Since last October I have been badgering the factor about the cessation of stair cleaning. In the Good Old Days that weren’t so good, the women of the stair took turns to sweep and scrub, putting a card through the door of the next (female) person. Now, part of my monthly factoring fee goes towards a weekly clean by men I would hesitate to call professional. About six months ago, they apparently decided not to bother. The stairs went from being reasonable to noticeably slum-like. When you see the same sweet wrapper on the first-floor landing several weeks in a row, along with a black tarry substance that looks like something cooked up in a spoon (my knowledge of drug abuse is derived from TV), you know you’re not imagining it: the stairs are going downhill.
People who live in houses are spared the strange, not-quite-public interzone of communal stairs and corridors. What is a garden but a kind of moat, to keep your neighbours and the general public at bay? In a block of flats—and most people in the city of Glasgow live in nineteenth-century tenements—there is no such separation. You will hear and see your neighbours, for better or worse, although the walls are very thick.
In a good stair, there is a sense of community and tolerance. A few inconsiderate, ‘chaotic’ (the social worker euphemism) or simply oblivious neighbours make everyone’s life hell.
There is a reason why ‘own front door’ is a feature in Scottish real estate listings. Often, better-class ground-floor tenements will have a separate door, with the next door along leading to the other flats. Sharing a street door with people who can’t be bothered to close it properly or who leave it on the latch because they always lose their keys means that your corridor becomes an extension of the street, its moat-like function drained. Without a front door, a close merges with the street. Random people come in and out, in particular, people looking for a quiet place to shoot up.
Let me describe the middle-class horror, the sense of violation, of finding abandoned drug kit in your stair. Alerted by another resident, my immediate neighbour and I went down to view the proof. There was only one needle, along with its bits and pieces. Being a tidy person, I thought, if you were sufficiently compos mentis to use a sterilising wipe from a little packet, couldn’t you have taken all your damn rubbish with you?
My neighbour was about to clean it up, but I told him to leave it for the council needle uplift team. I always imagine them arriving, like Ghostbusters, in hazmat gear with sirens blaring.
The two resident jakeys have an ongoing problem with key retention. The ability to retain keys is a vital independent living skill and should be tested before people of chaotic inclination are moved into what is called ‘scattered housing’, a social policy that ignores the right of the non-chaotic to a quiet life. I saw one jakey neighbour overturn a street bin and go through all the rubbish because he’d thrown out his key.
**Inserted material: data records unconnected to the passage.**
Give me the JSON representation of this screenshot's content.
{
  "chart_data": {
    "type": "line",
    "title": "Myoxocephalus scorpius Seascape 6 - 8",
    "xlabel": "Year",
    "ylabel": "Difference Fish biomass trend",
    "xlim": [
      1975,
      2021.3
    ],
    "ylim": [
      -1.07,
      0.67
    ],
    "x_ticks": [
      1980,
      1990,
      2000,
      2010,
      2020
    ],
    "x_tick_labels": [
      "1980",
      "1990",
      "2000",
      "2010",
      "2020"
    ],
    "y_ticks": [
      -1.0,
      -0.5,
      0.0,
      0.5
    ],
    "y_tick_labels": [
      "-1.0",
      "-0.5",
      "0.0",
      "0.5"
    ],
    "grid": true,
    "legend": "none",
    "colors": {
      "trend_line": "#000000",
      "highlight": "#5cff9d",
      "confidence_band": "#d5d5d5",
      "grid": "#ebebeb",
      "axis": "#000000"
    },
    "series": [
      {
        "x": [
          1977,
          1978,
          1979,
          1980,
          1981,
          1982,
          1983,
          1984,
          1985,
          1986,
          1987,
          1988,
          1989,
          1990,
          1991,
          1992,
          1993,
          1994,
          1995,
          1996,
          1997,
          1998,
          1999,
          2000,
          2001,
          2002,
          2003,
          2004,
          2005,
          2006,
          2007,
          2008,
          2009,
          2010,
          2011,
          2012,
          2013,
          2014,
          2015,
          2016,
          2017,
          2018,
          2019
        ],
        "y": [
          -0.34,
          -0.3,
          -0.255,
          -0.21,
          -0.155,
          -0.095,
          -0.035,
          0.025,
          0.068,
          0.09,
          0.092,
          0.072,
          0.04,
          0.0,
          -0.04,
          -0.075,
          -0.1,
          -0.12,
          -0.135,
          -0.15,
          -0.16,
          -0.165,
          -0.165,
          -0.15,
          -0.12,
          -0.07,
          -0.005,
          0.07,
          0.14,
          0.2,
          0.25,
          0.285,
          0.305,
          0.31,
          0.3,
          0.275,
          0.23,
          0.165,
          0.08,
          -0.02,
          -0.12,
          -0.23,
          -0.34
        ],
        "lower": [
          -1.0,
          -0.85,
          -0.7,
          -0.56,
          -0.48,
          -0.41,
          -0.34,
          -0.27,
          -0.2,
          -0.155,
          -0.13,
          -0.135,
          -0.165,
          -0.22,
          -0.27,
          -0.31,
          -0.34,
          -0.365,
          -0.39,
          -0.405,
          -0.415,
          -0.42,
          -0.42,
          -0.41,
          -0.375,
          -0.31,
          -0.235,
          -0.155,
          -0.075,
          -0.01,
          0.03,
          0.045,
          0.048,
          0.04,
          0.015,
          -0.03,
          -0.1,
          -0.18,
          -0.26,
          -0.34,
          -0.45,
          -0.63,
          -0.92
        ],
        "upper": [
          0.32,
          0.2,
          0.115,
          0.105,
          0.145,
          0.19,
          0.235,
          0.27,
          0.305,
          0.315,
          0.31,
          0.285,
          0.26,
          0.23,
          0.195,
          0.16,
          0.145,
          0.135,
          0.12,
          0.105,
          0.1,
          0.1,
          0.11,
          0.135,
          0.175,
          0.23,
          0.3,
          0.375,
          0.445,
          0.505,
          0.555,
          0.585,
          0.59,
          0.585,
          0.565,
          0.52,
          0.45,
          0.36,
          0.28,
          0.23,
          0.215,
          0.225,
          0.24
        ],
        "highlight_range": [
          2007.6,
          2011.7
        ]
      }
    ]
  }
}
A police van just happened along and he was made to refill the bin while the two polis sat in their van and watched. The reason this particular jakey leaves his rubbish in the street bin—he claims—is because the housing association has not given him a key to the back door, so he can’t access the communal bins. If this is really the case, he should be thankful: if he’d thrown out his key in one of the large skips, he’d have had far less chance of finding it. Also, he might have got stuck inside and ended up in the back of a rubbish truck.
A week or two later, the same neighbour followed me in the front door, right at my back, an alarming intimacy. He said his keys had been stolen from his door, a jumbled narrative that made no sense.
I suggested, in a polite neighbourly way, that he ask the housing association for new keys, but I had the sense of speaking a foreign language.
The first time this neighbour had lost his keys, he’d called up a friend with tools to break him in. The door was wrecked. Walking two blocks to the housing association office or ringing their emergency number was evidently beyond him.
I emailed the housing association directly and suggested they supply him with a new key, with a reminder that they’d only just replaced his door. A new key was promptly dispatched.
Another solution to key retention failure is to simply buzz all your neighbours, at all hours of the night and day. Providing ‘jakey concierge service’ is part of tenement life. Since being woken up once at 3am, I routinely turn my buzzer off at around 9pm. I did consider, very briefly, just quietly hanging up and leaving him out there, but the glass panel in the street door had already been kicked in twice at this point.
For soft southerners and people more used to modern apartments with sleek lobbies and carpeted hallways, the grim concrete stair of a Scottish tenement can be a shock. I was prepared for this by having spent time in Russia, where many people still live in the cheap concrete-slab flats thrown up in great numbers in the 1960s, the khrushchevka. The stairwells are often crumbling and slum-like, but beyond the double doors, padded against the cold, lie private interiors of startling comfort and amenity. I once stayed in a flat with décor resembling that of a 1980s drug lord: the mirrored ceiling above the brown velour bedroom suite was especially memorable.
Scotland or Russia: can you tell the difference?
My next-door neighbour, a designer, has been transforming his little flat into a ‘living space’ worthy of an interior decorating magazine. He even has a marble slab on his counter-top for making pastry. Our joint influence extends beyond the portcullis of our private doors to the landing, where we have established an indoor garden beneath the window. We have created our own sub-interzone, an extension of domesticity, holding the tide of sweet wrappers and needles at bay.